ハーバード・ビジネス・スクールとインタラクティブ広告協会(IAB)による調査では、米国におけるフルタイムのデジタルクリエイター職の数が、2020年の約20万人から2024年にはおよそ150万人へ増加したことが示された。クリエイターエコノミーが、仕事のあり方をいかに急速に作り替えているかを物語っている。
バンクヘッドにとって、ソーシャルメディアは振り付けそのものを超えた新たな収益源を開いた。
「いまはブランド契約でTikTokを投稿するだけで、ものすごく稼げる」と彼は言う。
そうした機会は、彼が引き受ける大規模プロジェクトをより選別可能にする。同時に、自身の評判を築いたクリエイティブな仕事を追求し続けることもできる。
「30分か1時間働いて、振り付けを2週間やって得るかもしれない額を稼げるブランド契約もある」と彼は言う。「でもツアーの仕事は今も好きだ。あれが私の創造性を生かし続けてくれるから」
クリエイティブ・キャリアの新しい教科書
クリエイティブ産業で働く多くのミレニアル世代にとって、バンクヘッドのアプローチは、キャリアの築き方が変化していることを映し出している。
いま成功に必要なのは、才能だけではない。ブランディング、マネタイズ、所有権の理解が求められる。従来の芸術教育では必ずしも強調されてこなかったスキルだ。

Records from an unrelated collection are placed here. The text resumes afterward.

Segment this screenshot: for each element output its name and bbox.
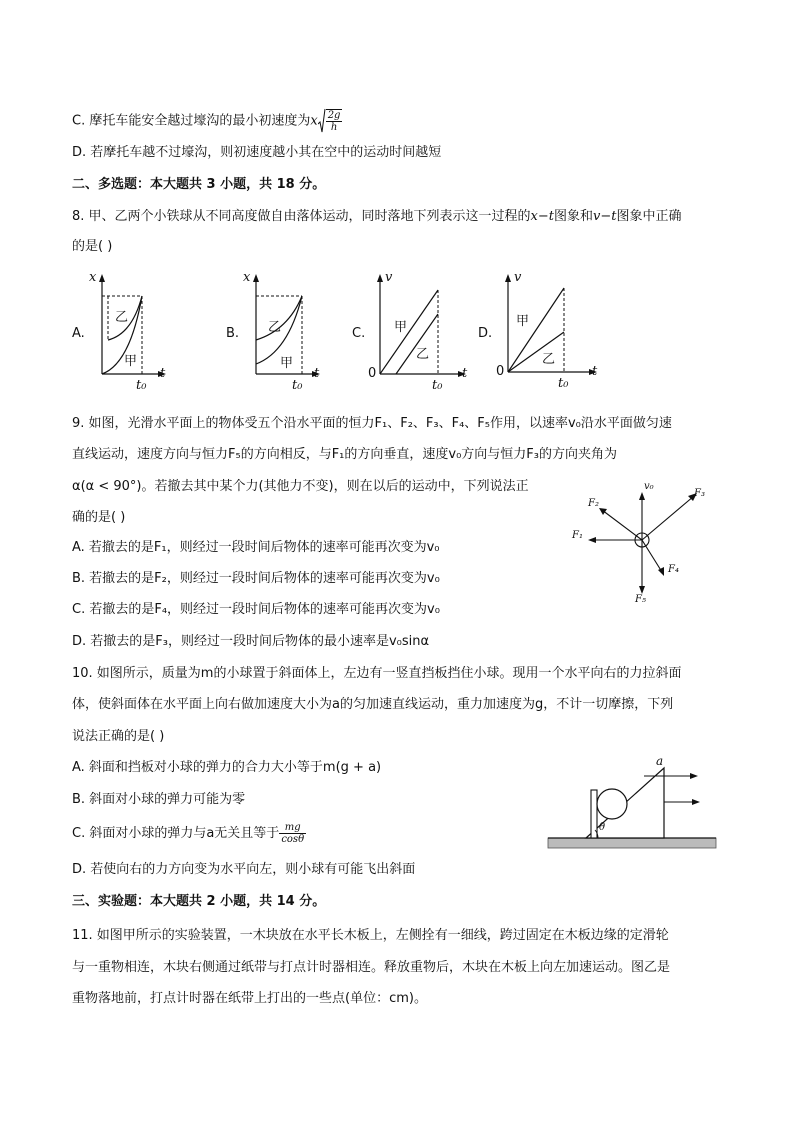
q9-stem-line2: 直线运动，速度方向与恒力F₅的方向相反，与F₁的方向垂直，速度v₀方向与恒力F₃的方向夹角为: [72, 447, 617, 462]
q8-graph-b-upper-label: 乙: [268, 320, 282, 335]
section-heading-multiple-choice: 二、多选题：本大题共 3 小题，共 18 分。: [72, 177, 326, 192]
q11-stem-line1: 11. 如图甲所示的实验装置，一木块放在水平长木板上，左侧拴有一细线，跨过固定在木板边缘的定滑轮: [72, 928, 669, 943]
q8-graph-c: [352, 268, 477, 393]
q10-option-a: A. 斜面和挡板对小球的弹力的合力大小等于m(g + a): [72, 760, 382, 775]
sqrt-expression: [318, 108, 343, 134]
q9-option-c: C. 若撤去的是F₄，则经过一段时间后物体的速率可能再次变为v₀: [72, 602, 440, 617]
sqrt-numerator: 2g: [327, 110, 341, 121]
q9-f1-label: F₁: [572, 530, 583, 541]
q8-graph-b-x-axis: t: [314, 366, 320, 381]
q10-stem-line1: 10. 如图所示，质量为m的小球置于斜面体上，左边有一竖直挡板挡住小球。现用一个水平向右的力拉斜面: [72, 666, 682, 681]
q8-graph-a-upper-label: 乙: [115, 310, 129, 325]
q8-graph-d-t0: t₀: [558, 376, 569, 391]
q10-option-d: D. 若使向右的力方向变为水平向左，则小球有可能飞出斜面: [72, 862, 416, 877]
q9-f4-label: F₄: [668, 564, 679, 575]
q10-option-c-text: C. 斜面对小球的弹力与a无关且等于: [72, 826, 280, 841]
q10-option-c-numerator: mg: [279, 822, 306, 834]
q8-graph-a-y-axis: x: [89, 270, 97, 285]
q8-graph-c-origin: 0: [368, 366, 377, 381]
q9-stem-line3: α(α < 90°)。若撤去其中某个力(其他力不变)，则在以后的运动中，下列说法正: [72, 479, 529, 494]
q10-theta-label: θ: [599, 822, 606, 833]
q10-incline-diagram: [546, 754, 718, 852]
q8-graph-a-t0: t₀: [136, 378, 147, 393]
q8-xt: x−t: [530, 209, 554, 224]
q10-option-b: B. 斜面对小球的弹力可能为零: [72, 792, 246, 807]
q9-f5-label: F₅: [635, 594, 646, 605]
q9-option-b: B. 若撤去的是F₂，则经过一段时间后物体的速率可能再次变为v₀: [72, 571, 440, 586]
q10-option-c-denominator: cosθ: [281, 834, 305, 845]
q9-f2-label: F₂: [588, 498, 599, 509]
q8-graph-b-lower-label: 甲: [280, 356, 294, 371]
q8-graph-a-label: A.: [72, 326, 85, 341]
q10-acceleration-label: a: [656, 754, 664, 768]
q8-graph-d-upper-label: 甲: [516, 314, 530, 329]
q8-graph-a: [72, 268, 182, 393]
q9-stem-line1: 9. 如图，光滑水平面上的物体受五个沿水平面的恒力F₁、F₂、F₃、F₄、F₅作用，以速率v₀沿水平面做匀速: [72, 416, 672, 431]
q8-graph-d-lower-label: 乙: [542, 352, 556, 367]
q9-force-diagram: [566, 478, 716, 610]
q8-stem-c: 图象中正确: [616, 209, 682, 224]
q8-stem-b: 图象和: [554, 209, 594, 224]
q8-graph-c-upper-label: 甲: [394, 320, 408, 335]
q8-stem-a: 8. 甲、乙两个小铁球从不同高度做自由落体运动，同时落地下列表示这一过程的: [72, 209, 531, 224]
q8-graph-c-x-axis: t: [462, 366, 468, 381]
q9-option-a: A. 若撤去的是F₁，则经过一段时间后物体的速率可能再次变为v₀: [72, 540, 440, 555]
q7-option-d: D. 若摩托车越不过壕沟，则初速度越小其在空中的运动时间越短: [72, 145, 442, 160]
sqrt-sign-icon: [318, 108, 326, 134]
q8-graph-b-y-axis: x: [243, 270, 251, 285]
q8-graph-d-y-axis: v: [514, 270, 522, 285]
q8-graph-d-x-axis: t: [592, 364, 598, 379]
q8-graph-d-origin: 0: [496, 364, 505, 379]
q8-stem-line2: 的是( ): [72, 239, 113, 254]
q8-graph-d-label: D.: [478, 326, 493, 341]
q8-graph-d: [478, 268, 608, 393]
q8-graph-a-x-axis: t: [160, 366, 166, 381]
q9-option-d: D. 若撤去的是F₃，则经过一段时间后物体的最小速率是v₀sinα: [72, 634, 430, 649]
q9-v0-label: v₀: [644, 481, 654, 492]
section-heading-experiment: 三、实验题：本大题共 2 小题，共 14 分。: [72, 894, 326, 909]
sqrt-denominator: h: [330, 122, 338, 133]
q8-vt: v−t: [593, 209, 617, 224]
q8-graph-c-label: C.: [352, 326, 366, 341]
q7-option-c-x: x: [310, 113, 318, 129]
q8-graph-c-lower-label: 乙: [416, 347, 430, 362]
q8-graph-b: [226, 268, 336, 393]
q9-stem-line4: 确的是( ): [72, 510, 126, 525]
q11-stem-line2: 与一重物相连，木块右侧通过纸带与打点计时器相连。释放重物后，木块在木板上向左加速运动。图乙是: [72, 960, 671, 975]
q8-graph-b-label: B.: [226, 326, 240, 341]
q8-graph-b-t0: t₀: [292, 378, 303, 393]
q8-graph-c-y-axis: v: [385, 270, 393, 285]
q10-stem-line3: 说法正确的是( ): [72, 729, 165, 744]
q7-option-c: [72, 108, 342, 134]
q8-graph-a-lower-label: 甲: [124, 354, 138, 369]
q8-stem-line1: [72, 207, 682, 227]
q11-stem-line3: 重物落地前，打点计时器在纸带上打出的一些点(单位：cm)。: [72, 991, 427, 1006]
q10-option-c: [72, 822, 306, 845]
q10-stem-line2: 体，使斜面体在水平面上向右做加速度大小为a的匀加速直线运动，重力加速度为g，不计一切摩擦，下列: [72, 697, 674, 712]
q8-graph-c-t0: t₀: [432, 378, 443, 393]
q9-f3-label: F₃: [694, 488, 705, 499]
q7-option-c-text: C. 摩托车能安全越过壕沟的最小初速度为: [72, 113, 311, 129]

バンクヘッドによれば、そのバランスを学ぶには時間がかかったという。
「私はずっとアートのことばかりだった」と彼は言う。「でも、ビジネスを理解し、自分をどう売り、どうマーケティングするかを分かっている人たちがいる。アートとビジネスを組み合わせる方法を学んでから、キャリアが本当に加速した」
その意味はますます明確になっている。仕事を公に記録し、知的財産を守り、クリエイティブなアウトプットをビジネス資産として扱うことだ。

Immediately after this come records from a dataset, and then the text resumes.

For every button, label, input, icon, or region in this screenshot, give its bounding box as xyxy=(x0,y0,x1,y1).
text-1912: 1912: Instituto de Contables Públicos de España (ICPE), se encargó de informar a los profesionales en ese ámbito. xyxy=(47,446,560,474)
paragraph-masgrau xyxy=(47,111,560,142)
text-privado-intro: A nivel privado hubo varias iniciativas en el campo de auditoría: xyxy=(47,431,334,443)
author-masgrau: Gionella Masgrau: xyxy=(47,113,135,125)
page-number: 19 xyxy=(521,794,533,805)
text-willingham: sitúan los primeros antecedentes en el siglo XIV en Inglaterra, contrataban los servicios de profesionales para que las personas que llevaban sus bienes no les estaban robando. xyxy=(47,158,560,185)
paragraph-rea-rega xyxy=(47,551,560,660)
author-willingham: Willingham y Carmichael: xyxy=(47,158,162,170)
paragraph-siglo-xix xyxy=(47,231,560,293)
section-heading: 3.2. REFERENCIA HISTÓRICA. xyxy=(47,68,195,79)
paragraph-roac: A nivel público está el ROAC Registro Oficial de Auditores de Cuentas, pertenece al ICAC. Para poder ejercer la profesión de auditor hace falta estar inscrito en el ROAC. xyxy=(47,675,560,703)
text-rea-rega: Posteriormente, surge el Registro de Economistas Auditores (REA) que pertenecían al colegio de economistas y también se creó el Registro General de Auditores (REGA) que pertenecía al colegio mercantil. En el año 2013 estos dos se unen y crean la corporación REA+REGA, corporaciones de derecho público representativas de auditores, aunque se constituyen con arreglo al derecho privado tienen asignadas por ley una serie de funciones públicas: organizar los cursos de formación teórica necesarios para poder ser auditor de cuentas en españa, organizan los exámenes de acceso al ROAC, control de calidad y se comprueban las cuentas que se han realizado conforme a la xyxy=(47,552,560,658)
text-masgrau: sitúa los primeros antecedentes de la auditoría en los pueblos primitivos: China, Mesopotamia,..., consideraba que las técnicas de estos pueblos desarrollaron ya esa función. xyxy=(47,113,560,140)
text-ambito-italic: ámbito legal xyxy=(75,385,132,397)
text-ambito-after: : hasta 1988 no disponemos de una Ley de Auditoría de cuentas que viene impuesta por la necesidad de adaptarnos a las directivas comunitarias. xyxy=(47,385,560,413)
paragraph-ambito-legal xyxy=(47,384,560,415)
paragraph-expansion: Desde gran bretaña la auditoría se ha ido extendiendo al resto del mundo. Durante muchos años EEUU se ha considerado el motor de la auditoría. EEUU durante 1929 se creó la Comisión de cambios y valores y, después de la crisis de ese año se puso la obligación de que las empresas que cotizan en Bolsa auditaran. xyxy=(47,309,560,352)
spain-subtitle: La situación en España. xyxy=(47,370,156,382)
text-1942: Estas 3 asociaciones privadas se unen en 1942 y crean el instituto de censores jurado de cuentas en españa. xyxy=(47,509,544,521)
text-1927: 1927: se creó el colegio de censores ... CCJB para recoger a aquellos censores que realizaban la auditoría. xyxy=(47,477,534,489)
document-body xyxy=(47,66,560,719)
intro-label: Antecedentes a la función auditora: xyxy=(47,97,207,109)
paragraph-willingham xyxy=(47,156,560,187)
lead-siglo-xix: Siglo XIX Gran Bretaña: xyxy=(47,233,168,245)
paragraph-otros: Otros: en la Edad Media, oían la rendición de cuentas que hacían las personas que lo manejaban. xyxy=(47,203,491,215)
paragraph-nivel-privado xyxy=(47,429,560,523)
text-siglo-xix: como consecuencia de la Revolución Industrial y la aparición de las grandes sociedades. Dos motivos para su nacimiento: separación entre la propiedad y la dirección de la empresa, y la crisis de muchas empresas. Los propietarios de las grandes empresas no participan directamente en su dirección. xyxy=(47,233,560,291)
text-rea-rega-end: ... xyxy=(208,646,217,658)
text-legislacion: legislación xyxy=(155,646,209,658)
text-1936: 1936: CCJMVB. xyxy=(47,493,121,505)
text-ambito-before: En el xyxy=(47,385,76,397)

バンクヘッドは、振り付けのカタログをライセンスし、マネタイズする方法も模索している。自身の仕事が、時間の経過とともに収益を生み続けるようにするためだ。
自分たちの貢献がクレジットされないのを見て育ってきた世代のクリエイターにとって、この変化は重要である。そしてバンクヘッドのような振付師にとって、それは、文化的な瞬間がオンラインで爆発的に広がるとき、その創り手が物語から消えないようにする助けとなっている。